Hingga Mei 2026, tercatat sebanyak 186 kasus baru Orang dengan HIV (ODHIV), jumlah yang telah melampaui total temuan sepanjang 2025 yang berkisar 180 kasus.

Kondisi tersebut dinilai memerlukan langkah pencegahan yang lebih komprehensif. DPRD menilai upaya penanganan tidak cukup hanya berfokus pada layanan kesehatan, tetapi juga harus diperkuat melalui edukasi, pengawasan, dan keterlibatan berbagai elemen masyarakat.

Anggota DPRD Kota Malang, Rendra Masdrajad Safaat, mengatakan peningkatan jumlah kasus tersebut harus menjadi peringatan bagi seluruh pemangku kepentingan untuk memperkuat strategi pencegahan sejak dini.

kabarjatim

“Angka ini harus menjadi alarm serius bagi Kota Malang. Penanganan HIV tidak cukup hanya dilakukan ketika kasus sudah muncul, tetapi pencegahannya juga harus diperkuat sejak awal,” ujar Rendra, Senin (20/7/2026).

Menurutnya, pendekatan medis perlu diimbangi dengan kebijakan yang menyentuh aspek sosial di tengah masyarakat. Salah satu langkah yang dinilai perlu diperkuat ialah tata kelola rumah kos, terutama terkait administrasi dan kepatuhan pengelola.

“Tata kelola rumah kos perlu diperkuat, termasuk pengawasan terhadap administrasi dan kepatuhan pengelolanya. Ini menjadi salah satu langkah preventif untuk meminimalkan potensi persoalan sosial,” katanya.

Selain itu, Rendra mendorong sinergi antara pemerintah, perguruan tinggi, tokoh agama, dan organisasi kemasyarakatan dalam memberikan edukasi yang berkelanjutan kepada masyarakat, terutama kalangan generasi muda.

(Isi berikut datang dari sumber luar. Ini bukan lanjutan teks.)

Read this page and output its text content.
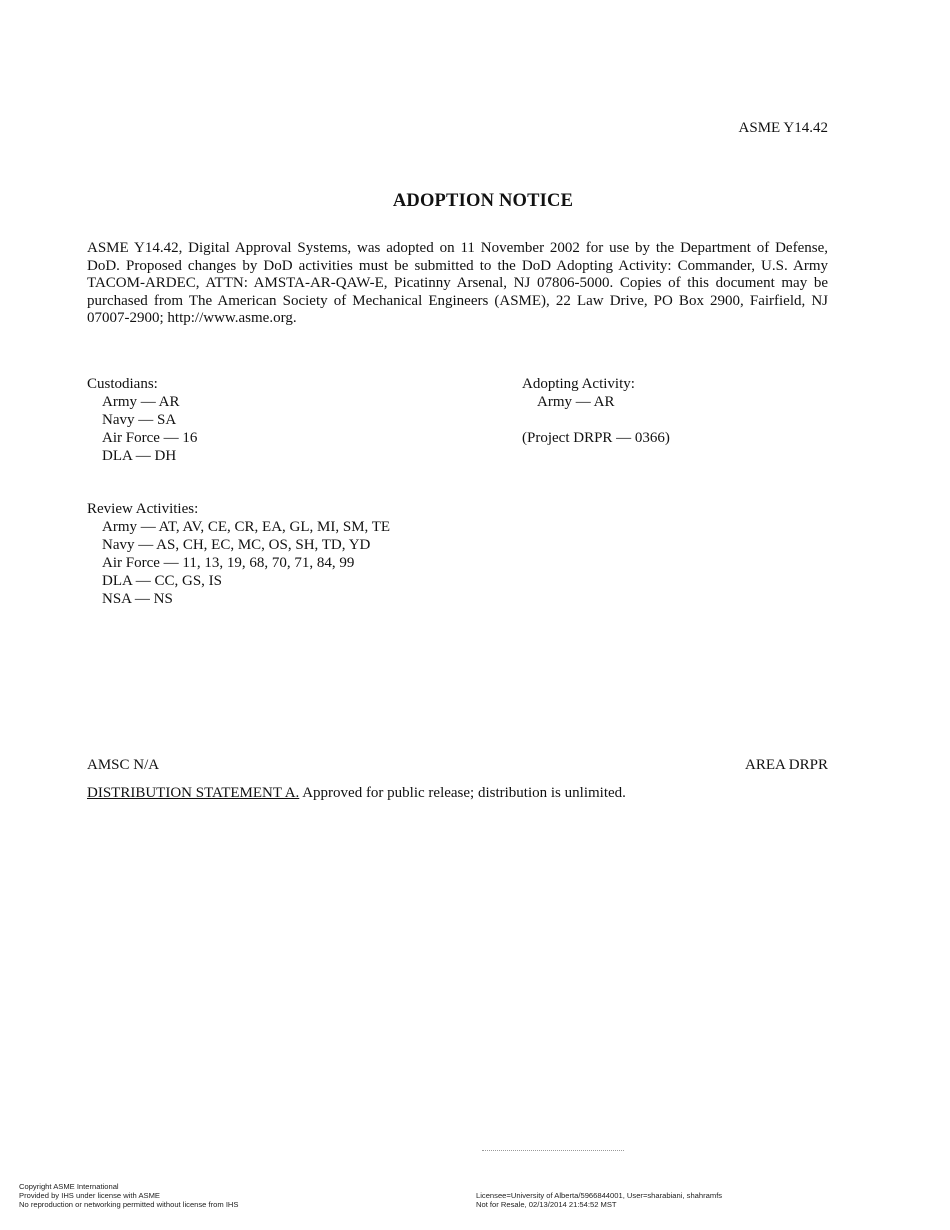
ASME Y14.42
ADOPTION NOTICE

ASME Y14.42, Digital Approval Systems, was adopted on 11 November 2002 for use by the Department of Defense, DoD. Proposed changes by DoD activities must be submitted to the DoD Adopting Activity: Commander, U.S. Army TACOM-ARDEC, ATTN: AMSTA-AR-QAW-E, Picatinny Arsenal, NJ 07806-5000. Copies of this document may be purchased from The American Society of Mechanical Engineers (ASME), 22 Law Drive, PO Box 2900, Fairfield, NJ 07007-2900; http://www.asme.org.

Custodians:
Army — AR
Navy — SA
Air Force — 16
DLA — DH
Adopting Activity:
Army — AR
(Project DRPR — 0366)
Review Activities:
Army — AT, AV, CE, CR, EA, GL, MI, SM, TE
Navy — AS, CH, EC, MC, OS, SH, TD, YD
Air Force — 11, 13, 19, 68, 70, 71, 84, 99
DLA — CC, GS, IS
NSA — NS
AMSC N/A	AREA DRPR
DISTRIBUTION STATEMENT A. Approved for public release; distribution is unlimited.
Copyright ASME International
Provided by IHS under license with ASME
No reproduction or networking permitted without license from IHS
Licensee=University of Alberta/5966844001, User=sharabiani, shahramfs
Not for Resale, 02/13/2014 21:54:52 MST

“Pencegahan tidak bisa hanya mengandalkan pendekatan medis. Kampus, tokoh agama, organisasi masyarakat, dan pemerintah harus bersama-sama memberikan edukasi kepada generasi muda,” jelasnya.

Ia juga menilai pengawasan terhadap berbagai praktik yang berpotensi meningkatkan risiko penularan HIV, termasuk prostitusi terselubung, perlu terus ditingkatkan sebagai bagian dari langkah pencegahan.

“Semua pihak harus bergerak bersama. Jangan sampai persoalan ini menjadi bom waktu yang semakin sulit dikendalikan,” tegasnya.

Rendra berharap upaya pencegahan, edukasi, pengawasan, serta penanganan kasus dapat berjalan secara beriringan sehingga mampu menekan laju penambahan kasus HIV di Kota Malang.

“Kota Malang adalah kota pendidikan dan harus menjadi tempat yang baik bagi generasi muda. Karena itu, kita harus bersama-sama memperkuat pencegahan agar generasi muda terlindungi dan Kota Malang tetap memiliki lingkungan yang sehat,” tutup Rendra Masdrajad Safaat.